The Canada Pension Plan Investment Board is heading further out on the risk curve in search of higher returns, putting $300-million (U.S.) into the $1.9-billion purchase of a majority stake in Internet phone service Skype by a group of private equity funds.
The pension fund is teaming up with Silver Lake Management LLC, a firm that specializes in technology buyouts, and two U.S. venture capital firms to purchase a 65-per-cent stake in Skype from eBay Inc. EBAY-Q , the online auction company. CPPIB will own 15 per cent of the business.
CPPIB has become a big player in the buyout world in recent years, but has tended to make direct purchases of companies such as utilities, rather those in the high-growth category. To see the $117-billion national pension fund show up with venture capitalists buying a big, fast-growing and potentially risky technology play is a surprise, but it's a natural evolution as the fund rounds out its portfolio, said Mark Wiseman, the CPPIB executive in charge of buyouts.
“It's all about doing transactions that we believe are going to reward us appropriately for the risk we are taking,” he said.
“Certainly, buying an Internet-based company is very different from buying a water company, but they all have their place.”
Pension funds such as CPPIB don't necessarily take more risk in their overall portfolio with a purchase like Skype, said Janet Rabovsky, a Toronto-based investment practice director for Watson Wyatt, which consults for the pension sector.
They can take less risk elsewhere in the portfolio, keeping what's known as the “risk budget” balanced.
“You don't have to change your overall risk budget, you just choose to spend it differently,” she said.
CPPIB ended up in the Skype deal after Silver Lake reached out, looking for financial backing. It's likely that the board will find itself in more surprising deals in the coming months because of its ability to provide cash, which is valuable at a time when loans from banks are still scarce.
“We have the ability to write a $300-million cheque into a transaction, which makes us the first call, in some cases, the only call,” Mr. Wiseman said.
Silver Lake and CPPIB have a relationship because the Canadian money manager invested in two of Silver Lake's private equity funds. Silver Lake and CPPIB have also reportedly looked at a joint bid for Norway's Tandberg, the world's biggest maker of video conferencing equipment.
In Skype, the buyers are getting what Mr. Wiseman called a “disruptive technology” that accounts for about 8 per cent of all international long-distance traffic. But even though it's best known for allowing people to call for free using their computers, Skype is no money-losing tech dream.
Skype makes money by convincing users who have joined for the free stuff to upgrade to paid services such as online numbers and voice mail. JPMorgan analyst Imran Khan has estimated that Skype will bring in earnings before interest, taxes, depreciation and amortization (EBITDA) of about $156-million in 2010. It generated $551-million of revenue in 2008 and eBay had projected revenue of more than $1-billion in 2011.

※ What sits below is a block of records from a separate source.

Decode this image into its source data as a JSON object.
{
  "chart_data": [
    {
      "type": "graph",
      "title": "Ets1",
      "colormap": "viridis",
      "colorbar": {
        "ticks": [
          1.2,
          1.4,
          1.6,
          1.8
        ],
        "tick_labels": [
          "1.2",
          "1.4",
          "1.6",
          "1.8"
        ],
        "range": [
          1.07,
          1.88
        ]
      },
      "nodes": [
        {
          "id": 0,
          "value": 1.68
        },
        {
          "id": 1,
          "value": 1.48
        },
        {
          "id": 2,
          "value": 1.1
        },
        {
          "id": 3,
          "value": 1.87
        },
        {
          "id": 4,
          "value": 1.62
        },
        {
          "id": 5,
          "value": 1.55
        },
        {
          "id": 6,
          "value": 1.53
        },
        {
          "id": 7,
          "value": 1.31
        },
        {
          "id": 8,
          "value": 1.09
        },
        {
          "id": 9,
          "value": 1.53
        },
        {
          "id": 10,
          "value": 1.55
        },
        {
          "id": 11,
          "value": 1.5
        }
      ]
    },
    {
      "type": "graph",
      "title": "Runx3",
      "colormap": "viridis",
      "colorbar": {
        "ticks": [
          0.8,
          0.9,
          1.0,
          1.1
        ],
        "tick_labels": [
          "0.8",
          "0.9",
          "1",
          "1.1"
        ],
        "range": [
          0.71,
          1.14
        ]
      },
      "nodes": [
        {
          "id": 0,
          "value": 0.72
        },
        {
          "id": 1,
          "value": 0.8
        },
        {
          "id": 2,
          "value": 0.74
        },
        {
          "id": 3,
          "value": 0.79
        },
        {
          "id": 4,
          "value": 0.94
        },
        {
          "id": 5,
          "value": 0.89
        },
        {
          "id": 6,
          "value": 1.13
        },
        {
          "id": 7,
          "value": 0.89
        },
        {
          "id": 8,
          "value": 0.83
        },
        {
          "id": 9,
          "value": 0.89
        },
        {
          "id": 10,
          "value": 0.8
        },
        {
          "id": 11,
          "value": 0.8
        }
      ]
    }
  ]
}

“This is not your typical 1999-2000 dot-com deal,” Mr. Wiseman said. “This is an established brand with somewhere close to half a billion users globally. It's one of the foremost names on the Internet and the foremost name in online communications, with real cash flows and very real earnings.”
Skype, however, never made sense for eBay, whose primary business is an Internet auction service. When it purchased Skype in 2005, eBay argued that it would let auction participants chat more easily. That rang hollow then, and time proved that eBay had made a mistake. After writing down the value of Skype, eBay put it up for sale.
“We think that with this investor group, focused solely on this business, we are going to be able to really supercharge the growth in this business over the next several years,” Mr. Wiseman said. In addition to CPPIB and Silver Lake, the group includes Andreessen Horowitz, a venture firm launched by Netscape Communications founder Marc Andressen, and Index Ventures, a European venture capital firm that invests in technology and life sciences companies.
Analysts expect that the buyers may expand beyond the consumer market.
“They've really been making an initiative to move into the business space,” said Vanessa Alvarez, an analyst at Frost & Sullivan Inc. in Boston. “That's the next step for this market.”
Mr. Wiseman would say only that the group has “very detailed value-creation plans” because he doesn't want to give away secrets before the acquisition closes.
“I don't think we even know what it's going to do,” he said. “I don't think Alexander Graham Bell even knew what the telephone was going to do when he invented it. But we do know it's absolutely going to change the way people communicate and for people that own that technology it's going to be a good thing.”